Porque ela é a melhor parte de mim'.

Quando a irmã partiu, a tarefa mais difícil – entre tantas – foi a de Anne separar as roupas da falecida. 'Ali foi meu momento com ela. Chorei muito. Éramos os pupilos da família, conhecida como as 'Nê' que todo mundo queria ter de companhia. Mas a vida é engraçada… mesmo que eu me apegue e confio muito em Deus, tem horas que não consigo entender suas decisões'.

Na sequência da morte de Cristiane, veio o nascimento de outros dois membros da família, as netinhas que Anne considera para si. 'Parece que foi proposital. Deus trocou o luto pelo amor de duas novas vidas. Foi um recomeço forçado para todo mundo', conta.

Ainda separando as roupas da irmã, Annelise encontrou uma peça que seria usada por Cris no 'festão' de 50 anos das duas – interrompido 2 anos antes com a morte antecipada da gêmea. 'Sempre amei comemorar aniversário ao lado dela. Tínhamos o costume de vestir a mesma roupa e brincar de confundir todo mundo.

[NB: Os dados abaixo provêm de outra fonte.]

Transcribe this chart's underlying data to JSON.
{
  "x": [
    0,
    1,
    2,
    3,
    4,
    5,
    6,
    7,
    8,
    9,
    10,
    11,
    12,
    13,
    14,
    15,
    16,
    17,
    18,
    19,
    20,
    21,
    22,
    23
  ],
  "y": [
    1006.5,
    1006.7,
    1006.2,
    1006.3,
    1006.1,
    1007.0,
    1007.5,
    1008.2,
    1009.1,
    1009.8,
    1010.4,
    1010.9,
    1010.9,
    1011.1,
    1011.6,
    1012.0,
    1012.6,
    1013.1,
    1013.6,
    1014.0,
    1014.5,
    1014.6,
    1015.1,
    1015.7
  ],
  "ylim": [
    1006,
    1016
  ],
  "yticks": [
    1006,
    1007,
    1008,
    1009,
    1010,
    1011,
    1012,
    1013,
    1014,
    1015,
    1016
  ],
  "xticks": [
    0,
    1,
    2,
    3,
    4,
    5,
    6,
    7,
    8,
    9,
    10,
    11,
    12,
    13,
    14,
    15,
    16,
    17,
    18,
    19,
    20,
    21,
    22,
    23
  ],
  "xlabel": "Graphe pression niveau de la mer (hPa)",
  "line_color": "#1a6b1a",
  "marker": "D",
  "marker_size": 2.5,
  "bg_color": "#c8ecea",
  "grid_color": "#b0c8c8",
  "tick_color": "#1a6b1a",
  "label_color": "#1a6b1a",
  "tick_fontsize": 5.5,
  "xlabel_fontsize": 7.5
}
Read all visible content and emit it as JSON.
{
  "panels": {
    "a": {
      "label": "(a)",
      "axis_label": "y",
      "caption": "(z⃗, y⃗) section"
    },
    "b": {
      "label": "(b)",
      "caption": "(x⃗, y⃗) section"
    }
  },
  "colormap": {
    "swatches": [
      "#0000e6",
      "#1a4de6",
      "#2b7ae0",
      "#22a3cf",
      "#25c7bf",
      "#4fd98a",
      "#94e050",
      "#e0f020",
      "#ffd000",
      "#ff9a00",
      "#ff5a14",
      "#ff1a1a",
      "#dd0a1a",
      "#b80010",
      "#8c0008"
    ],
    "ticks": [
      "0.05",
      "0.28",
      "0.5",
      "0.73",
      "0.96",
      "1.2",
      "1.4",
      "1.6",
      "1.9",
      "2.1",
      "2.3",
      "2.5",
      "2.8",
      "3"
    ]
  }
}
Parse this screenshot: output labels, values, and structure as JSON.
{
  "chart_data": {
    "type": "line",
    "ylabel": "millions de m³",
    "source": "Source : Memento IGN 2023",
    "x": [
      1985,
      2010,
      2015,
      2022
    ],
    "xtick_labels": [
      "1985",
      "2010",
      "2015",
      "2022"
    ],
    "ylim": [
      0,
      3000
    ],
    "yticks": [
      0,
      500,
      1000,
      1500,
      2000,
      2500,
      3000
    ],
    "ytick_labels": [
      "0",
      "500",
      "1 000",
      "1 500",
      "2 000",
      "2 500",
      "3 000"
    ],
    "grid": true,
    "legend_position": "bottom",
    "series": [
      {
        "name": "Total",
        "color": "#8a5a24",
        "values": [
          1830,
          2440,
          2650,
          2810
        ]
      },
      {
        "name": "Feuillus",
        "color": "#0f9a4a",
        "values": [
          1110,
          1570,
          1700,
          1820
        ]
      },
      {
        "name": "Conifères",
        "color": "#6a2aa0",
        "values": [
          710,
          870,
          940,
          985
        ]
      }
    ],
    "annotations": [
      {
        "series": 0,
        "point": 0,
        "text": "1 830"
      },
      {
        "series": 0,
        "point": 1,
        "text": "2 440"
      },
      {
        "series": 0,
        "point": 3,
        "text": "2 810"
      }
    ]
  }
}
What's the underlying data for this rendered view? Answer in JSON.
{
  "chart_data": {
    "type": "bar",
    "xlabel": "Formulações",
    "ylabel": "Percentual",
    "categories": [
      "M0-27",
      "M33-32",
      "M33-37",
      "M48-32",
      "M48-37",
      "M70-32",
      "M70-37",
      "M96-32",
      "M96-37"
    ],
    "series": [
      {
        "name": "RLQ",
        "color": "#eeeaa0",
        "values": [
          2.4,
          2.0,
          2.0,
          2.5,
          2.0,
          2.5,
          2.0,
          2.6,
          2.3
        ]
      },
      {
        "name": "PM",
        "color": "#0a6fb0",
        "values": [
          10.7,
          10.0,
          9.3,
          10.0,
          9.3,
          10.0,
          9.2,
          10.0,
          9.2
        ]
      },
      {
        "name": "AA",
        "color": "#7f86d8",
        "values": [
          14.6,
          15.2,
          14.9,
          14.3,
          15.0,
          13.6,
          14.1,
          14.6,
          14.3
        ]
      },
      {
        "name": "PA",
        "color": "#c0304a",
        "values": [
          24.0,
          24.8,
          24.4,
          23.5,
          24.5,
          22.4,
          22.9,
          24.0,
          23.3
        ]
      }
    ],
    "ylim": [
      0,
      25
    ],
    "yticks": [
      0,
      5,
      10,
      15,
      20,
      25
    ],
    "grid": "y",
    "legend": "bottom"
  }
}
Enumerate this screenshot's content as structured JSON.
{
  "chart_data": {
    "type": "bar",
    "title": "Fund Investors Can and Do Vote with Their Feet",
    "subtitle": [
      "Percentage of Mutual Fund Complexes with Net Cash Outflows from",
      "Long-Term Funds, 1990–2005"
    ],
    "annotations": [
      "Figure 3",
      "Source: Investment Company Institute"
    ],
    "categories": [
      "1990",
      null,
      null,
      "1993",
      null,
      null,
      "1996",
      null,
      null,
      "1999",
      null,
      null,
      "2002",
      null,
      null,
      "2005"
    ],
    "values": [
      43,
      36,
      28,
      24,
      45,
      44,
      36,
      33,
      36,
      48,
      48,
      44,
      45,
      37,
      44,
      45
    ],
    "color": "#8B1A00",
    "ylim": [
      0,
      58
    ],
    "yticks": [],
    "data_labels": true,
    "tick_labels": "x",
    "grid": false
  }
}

Éramos duas palhaças', descreve.

'Claro que é difícil celebrar agora, mas é possível. No aniversário seguinte à sua morte, nos 'nossos' 50 anos, todos os filhos do coração vieram aqui em casa fazer surpresa junto aos meus de sangue. Foi um momento muito feliz que todos nós precisávamos', relembra.

Faltam apenas dois dias para o próximo aniversário, marcado em 28 de abril. Já virou tradição Anne ir até o cemitério onde a sua gêmea está enterrada, isso de manhã bem cedinho. É lá onde conversa com ela, põe os papos e os 'bafão' em dia. 'Nunca brigávamos porque morríamos de medo de uma não contar fofoca para a outra', brinca.

O luto e a tristeza se transformaram em uma alegria nostálgica, mas sempre com uma pontinha de dor pela falta que a irmã lhe faz. 'Mês passado mesmo eu sonhei com ela. Me contou que estava bem, feliz e em paz. E que eu sempre estive certa. Que minha maior qualidade era a de ser persistente nas coisas, de manter a cabeça erguida e continuar a viver como sempre. Acordei feliz'.